Other examples of good leaving groups are sulfur derivatives such as methyl sulfate ion and other sulfonate ions (See Figure below)
Methyl Sulfate Ion Mesylate Ion Triflate Ion Tosylate Ion
CH3SO42- CH3SO32- CF3SO32- CH3C6H4SO32-
Solvent Effects on the SN1 Reaction
To facilitate the charge separation of the ionization reaction in the first step, a good ionizing solvent is needed. Two solvent characteristics will be particularly important - the polarity and the solvating power. The dielectric constant, ε, measures polarity of solvent molecules and their ability to orient themselves between ions to attenuate (reduce) the electrostatic force one ion exerts on the other. The higher the dielectric constant the more polar the substance and in the case of SN1 reactions, the faster the rate. A dielectric constant below 15 is usually considered non-polar. Solvents having high dielectric constants, such as water (ε=81), formic acid (ε=58), dimethyl sulfoxide (ε=45) & acetonitrile (ε=39) are generally considered better ionizing solvents than are some common organic solvents such as ethanol (ε=25), acetone (ε=21), methylene chloride (ε=9) & ether (ε=4). (ε=81)(ε=33)
Solvation refers to the solvent's ability to stabilize ions by encasing them in a sheath of weakly bonded solvent molecules. Anions are solvated by partial positive charges of hydrogen-bonding solvents. Cations are often best solvated by the nucleophilic sites on a solvent molecule (e.g. oxygen & nitrogen atoms). The interaction of the carbocations with these nucleophilic solvents may be strong enough to form covalent bonds to carbon, thus converting the intermediate to a substitution product and creating the reaction name "solvolysis". When solvolysis occurs with water, the actions are called "hydrolysis reactions" as shown in the reaction below.
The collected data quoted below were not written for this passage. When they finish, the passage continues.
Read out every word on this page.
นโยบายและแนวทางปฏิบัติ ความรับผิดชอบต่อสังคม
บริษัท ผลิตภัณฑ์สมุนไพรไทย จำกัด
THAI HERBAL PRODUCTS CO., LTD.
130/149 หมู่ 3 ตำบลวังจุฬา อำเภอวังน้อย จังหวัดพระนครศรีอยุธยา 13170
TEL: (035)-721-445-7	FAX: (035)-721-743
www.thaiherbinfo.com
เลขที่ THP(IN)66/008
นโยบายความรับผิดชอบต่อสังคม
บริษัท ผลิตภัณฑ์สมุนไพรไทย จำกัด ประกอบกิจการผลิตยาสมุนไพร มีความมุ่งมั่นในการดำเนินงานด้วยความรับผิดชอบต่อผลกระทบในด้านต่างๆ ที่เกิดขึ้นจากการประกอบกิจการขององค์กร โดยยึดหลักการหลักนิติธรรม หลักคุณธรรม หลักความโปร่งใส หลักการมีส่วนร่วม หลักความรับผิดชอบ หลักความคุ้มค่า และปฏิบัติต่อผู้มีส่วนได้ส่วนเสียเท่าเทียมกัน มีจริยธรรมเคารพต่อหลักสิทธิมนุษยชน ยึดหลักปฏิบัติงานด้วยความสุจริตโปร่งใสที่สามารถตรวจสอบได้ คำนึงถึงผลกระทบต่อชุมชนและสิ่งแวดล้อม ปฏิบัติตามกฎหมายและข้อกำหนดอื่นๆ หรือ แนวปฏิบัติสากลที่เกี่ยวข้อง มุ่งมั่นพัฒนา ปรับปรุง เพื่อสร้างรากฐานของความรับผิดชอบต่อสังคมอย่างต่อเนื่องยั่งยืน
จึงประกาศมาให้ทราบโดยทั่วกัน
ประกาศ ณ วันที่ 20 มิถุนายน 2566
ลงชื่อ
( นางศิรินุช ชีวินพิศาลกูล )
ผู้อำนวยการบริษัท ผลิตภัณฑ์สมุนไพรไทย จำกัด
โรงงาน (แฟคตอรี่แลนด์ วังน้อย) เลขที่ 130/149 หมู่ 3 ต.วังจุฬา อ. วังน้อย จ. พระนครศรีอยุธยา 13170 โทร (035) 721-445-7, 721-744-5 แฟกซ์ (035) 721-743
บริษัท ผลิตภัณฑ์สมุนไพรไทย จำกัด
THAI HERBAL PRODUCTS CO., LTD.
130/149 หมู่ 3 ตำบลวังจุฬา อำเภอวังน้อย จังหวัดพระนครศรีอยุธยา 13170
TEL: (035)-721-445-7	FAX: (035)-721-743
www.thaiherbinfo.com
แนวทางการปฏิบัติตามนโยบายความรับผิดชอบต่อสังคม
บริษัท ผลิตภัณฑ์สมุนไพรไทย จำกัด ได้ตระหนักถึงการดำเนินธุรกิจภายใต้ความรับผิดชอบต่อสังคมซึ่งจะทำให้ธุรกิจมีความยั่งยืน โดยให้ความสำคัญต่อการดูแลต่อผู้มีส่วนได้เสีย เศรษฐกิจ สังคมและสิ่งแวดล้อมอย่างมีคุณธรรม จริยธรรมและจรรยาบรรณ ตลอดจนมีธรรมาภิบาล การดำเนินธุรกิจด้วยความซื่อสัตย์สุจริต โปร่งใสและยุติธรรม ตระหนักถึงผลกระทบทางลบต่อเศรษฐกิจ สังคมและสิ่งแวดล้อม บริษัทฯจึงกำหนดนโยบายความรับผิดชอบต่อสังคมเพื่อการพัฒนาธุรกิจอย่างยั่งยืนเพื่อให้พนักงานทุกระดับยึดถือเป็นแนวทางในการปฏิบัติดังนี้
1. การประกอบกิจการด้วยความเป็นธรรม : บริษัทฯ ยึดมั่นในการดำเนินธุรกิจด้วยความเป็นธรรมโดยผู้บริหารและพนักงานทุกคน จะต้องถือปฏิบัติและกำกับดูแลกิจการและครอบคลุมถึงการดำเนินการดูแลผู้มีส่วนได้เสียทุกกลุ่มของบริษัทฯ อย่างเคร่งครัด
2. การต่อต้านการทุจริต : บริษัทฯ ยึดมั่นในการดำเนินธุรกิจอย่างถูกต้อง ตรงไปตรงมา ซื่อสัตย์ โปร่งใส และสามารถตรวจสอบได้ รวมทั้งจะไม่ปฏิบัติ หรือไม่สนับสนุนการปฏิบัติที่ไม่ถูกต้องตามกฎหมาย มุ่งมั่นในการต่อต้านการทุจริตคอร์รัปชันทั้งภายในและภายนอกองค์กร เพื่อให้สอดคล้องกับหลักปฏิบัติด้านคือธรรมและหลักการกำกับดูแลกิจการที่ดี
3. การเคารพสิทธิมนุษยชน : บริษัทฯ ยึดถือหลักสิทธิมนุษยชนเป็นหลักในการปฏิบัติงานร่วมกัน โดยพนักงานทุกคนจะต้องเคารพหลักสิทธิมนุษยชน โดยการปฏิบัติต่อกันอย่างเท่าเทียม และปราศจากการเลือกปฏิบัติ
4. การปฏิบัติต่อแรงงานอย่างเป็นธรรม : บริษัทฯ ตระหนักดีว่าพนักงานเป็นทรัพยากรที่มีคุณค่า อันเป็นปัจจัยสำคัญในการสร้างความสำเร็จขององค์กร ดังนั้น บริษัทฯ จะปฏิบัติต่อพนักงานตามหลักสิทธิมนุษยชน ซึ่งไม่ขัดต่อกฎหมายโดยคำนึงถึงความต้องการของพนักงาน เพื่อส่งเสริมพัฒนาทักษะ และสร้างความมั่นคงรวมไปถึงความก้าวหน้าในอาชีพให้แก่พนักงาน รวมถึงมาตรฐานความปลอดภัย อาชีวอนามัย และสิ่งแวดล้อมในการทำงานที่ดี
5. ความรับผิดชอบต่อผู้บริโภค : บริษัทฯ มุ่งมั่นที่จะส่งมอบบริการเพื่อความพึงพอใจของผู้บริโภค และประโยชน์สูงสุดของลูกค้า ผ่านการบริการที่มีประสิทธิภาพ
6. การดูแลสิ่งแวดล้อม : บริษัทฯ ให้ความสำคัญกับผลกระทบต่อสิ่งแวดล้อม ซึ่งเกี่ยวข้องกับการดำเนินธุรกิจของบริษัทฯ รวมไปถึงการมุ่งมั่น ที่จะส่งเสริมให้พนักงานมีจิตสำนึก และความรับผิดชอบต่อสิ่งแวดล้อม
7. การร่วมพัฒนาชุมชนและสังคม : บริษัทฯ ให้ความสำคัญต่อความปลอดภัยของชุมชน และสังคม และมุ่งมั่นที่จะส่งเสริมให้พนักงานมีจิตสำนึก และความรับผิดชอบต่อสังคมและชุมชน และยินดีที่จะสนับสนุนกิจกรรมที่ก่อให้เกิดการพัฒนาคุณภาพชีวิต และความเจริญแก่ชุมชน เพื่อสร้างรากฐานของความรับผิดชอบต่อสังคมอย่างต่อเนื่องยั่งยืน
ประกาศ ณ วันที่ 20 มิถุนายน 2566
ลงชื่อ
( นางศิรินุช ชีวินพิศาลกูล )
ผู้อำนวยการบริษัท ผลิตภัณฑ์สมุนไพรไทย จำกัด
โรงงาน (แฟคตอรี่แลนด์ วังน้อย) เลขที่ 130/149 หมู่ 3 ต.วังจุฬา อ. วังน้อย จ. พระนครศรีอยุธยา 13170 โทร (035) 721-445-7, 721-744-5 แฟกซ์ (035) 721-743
Polar Protic and Polar Aprotic Solvents
Protic solvents contain polarized hydrogen. Whereas, aprotic solvents do NOT contain polarized hydrogen. For SN2 reactions, solvation of the nucleophile by polar protic solvents slows the reaction rate. However, in SN1 reaction the nucleophile is not a part of the rate-determining step so this concern is not relevant. In fact, polar protic solvents actually speed up the rate of SN1 reactions because the polar solvent helps stabilize the transition state and carbocation intermediate. Since the carbocation is unstable, anything that can stabilize this even a little will speed up the reaction. Polar aprotic solvents have a dipole moment, but their hydrogen is not highly polarized. Polar aprotic solvents are not used in SN1 reactions because some of them can react with the carbocation intermediate and give an unwanted side-product. Rather, polar protic solvents are preferred for unimolecular substitution reactions.
Effects of Nucleophile
The strength of the nucleophile does not affect the reaction rate of SN1 because the nucleophile is not involved in the rate-determining step. Since nucleophiles only participate in the fast second step, their relative molar concentrations rather than their nucleophilicities should be the primary product-determining factor. If a nucleophilic solvent such as water is used, its high concentration will assure that alcohols are the major product. However, if you have more than one nucleophile competing to bond to the carbocation, the strengths and concentrations of those nucleophiles affects the distribution of products. For example, if t-butylchloride reacts with a mixture of water and formic acid where the water and formic acid are competing nucleophiles, two different products are formed: (CH3)3COH and (CH3)3COCOH. The relative yields of these products depends on the concentrations and relative reactivities of the nucleophiles. With a higher electron density, water is considered the stronger nucleophile and the tertiary alcohol will be the major product if there are equal concentrations of competing nucleophiles.